UC San Diego’s Rady School of Management announced Wednesday a $100 million donation from Evelyn and Ernest Rady, and the Rady Family Foundation.
In 2004, the Radys and their foundation donated $30 million to help create the business school.
“What a magnificent first 10 years — and the school is just getting started,” Ernest Rady said in a statement.
The school offers advanced degrees in business with a focus on ethical leadership. Over the past 10 years the school’s alumni and students have started 82 companies.

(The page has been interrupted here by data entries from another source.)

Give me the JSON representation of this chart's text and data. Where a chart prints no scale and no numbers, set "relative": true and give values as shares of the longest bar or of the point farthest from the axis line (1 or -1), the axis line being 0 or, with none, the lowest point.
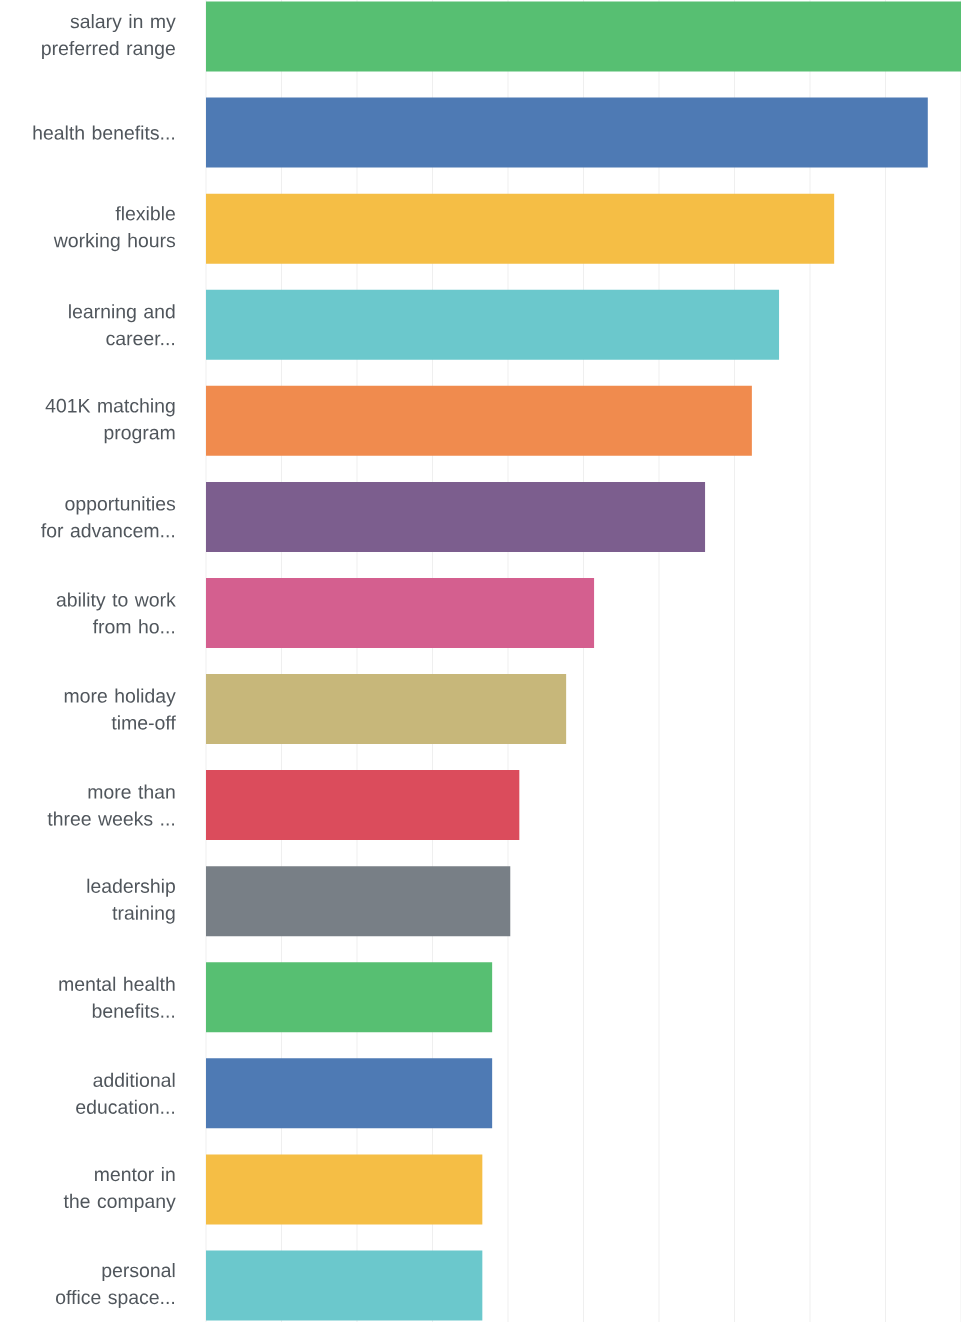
{
  "chart_data": {
    "type": "bar",
    "orientation": "horizontal",
    "relative": true,
    "grid": "x",
    "categories": [
      "salary in my preferred range",
      "health benefits...",
      "flexible working hours",
      "learning and career...",
      "401K matching program",
      "opportunities for advancem...",
      "ability to work from ho...",
      "more holiday time-off",
      "more than three weeks ...",
      "leadership training",
      "mental health benefits...",
      "additional education...",
      "mentor in the company",
      "personal office space..."
    ],
    "values": [
      1,
      0.956,
      0.832,
      0.759,
      0.723,
      0.661,
      0.514,
      0.477,
      0.415,
      0.403,
      0.379,
      0.379,
      0.366,
      0.366
    ],
    "colors": [
      "#57bf72",
      "#4e7ab4",
      "#f5be45",
      "#6bc8cc",
      "#f08b4e",
      "#7c5e8e",
      "#d45f8f",
      "#c7b77a",
      "#db4c5c",
      "#787f86",
      "#57bf72",
      "#4e7ab4",
      "#f5be45",
      "#6bc8cc"
    ]
  }
}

Bloomberg Businessweek ranked the Rady School as the top graduate program in the nation for intellectual capital.
“Dean Sullivan and other leaders within the community held a vision of a business school in a symbiotic relationship with the innovative culture of our region," Rady said. "The school is already exceeding expectations and there is so much more to come.”

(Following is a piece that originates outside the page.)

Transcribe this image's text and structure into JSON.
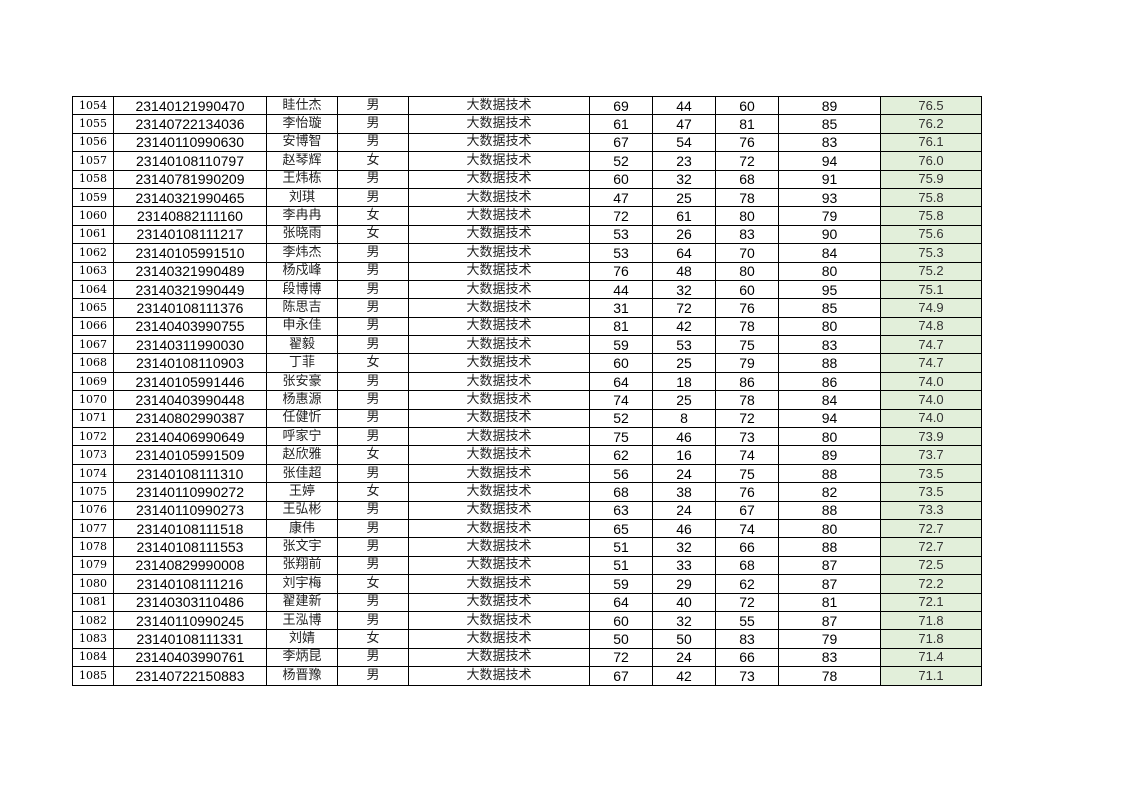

Robert Sullivan, dean of Rady School of Management, said the donation will make it possible for the school to grow into a globally influential institution.
“The transformational support from Evelyn and Ernest Rady is the largest single commitment in history to a business school of Rady’s size and youth and will continue to propel the Rady School on its meteoric rise — enabling the recruitment of world-class faculty, attracting the best and brightest students, and pioneering with creative new academic initiatives,” Sullivan said.
Rady said the management school influence is exponentially growing.
“My close relationship with the Rady School of Management has enriched my life,” Rady said. “I didn’t truly appreciate the speed or depth of impact that this program could have on a single individual and the multiplier effect that individual could have on others.”
Rady, a businessman, has founded several companies going back nearly 50 years.
As philanthropists, Rady and his wife, Evelyn, have made significant donations to Rady Children’s Hospital, Scripps Health and the Salk Institute for Biological Studies.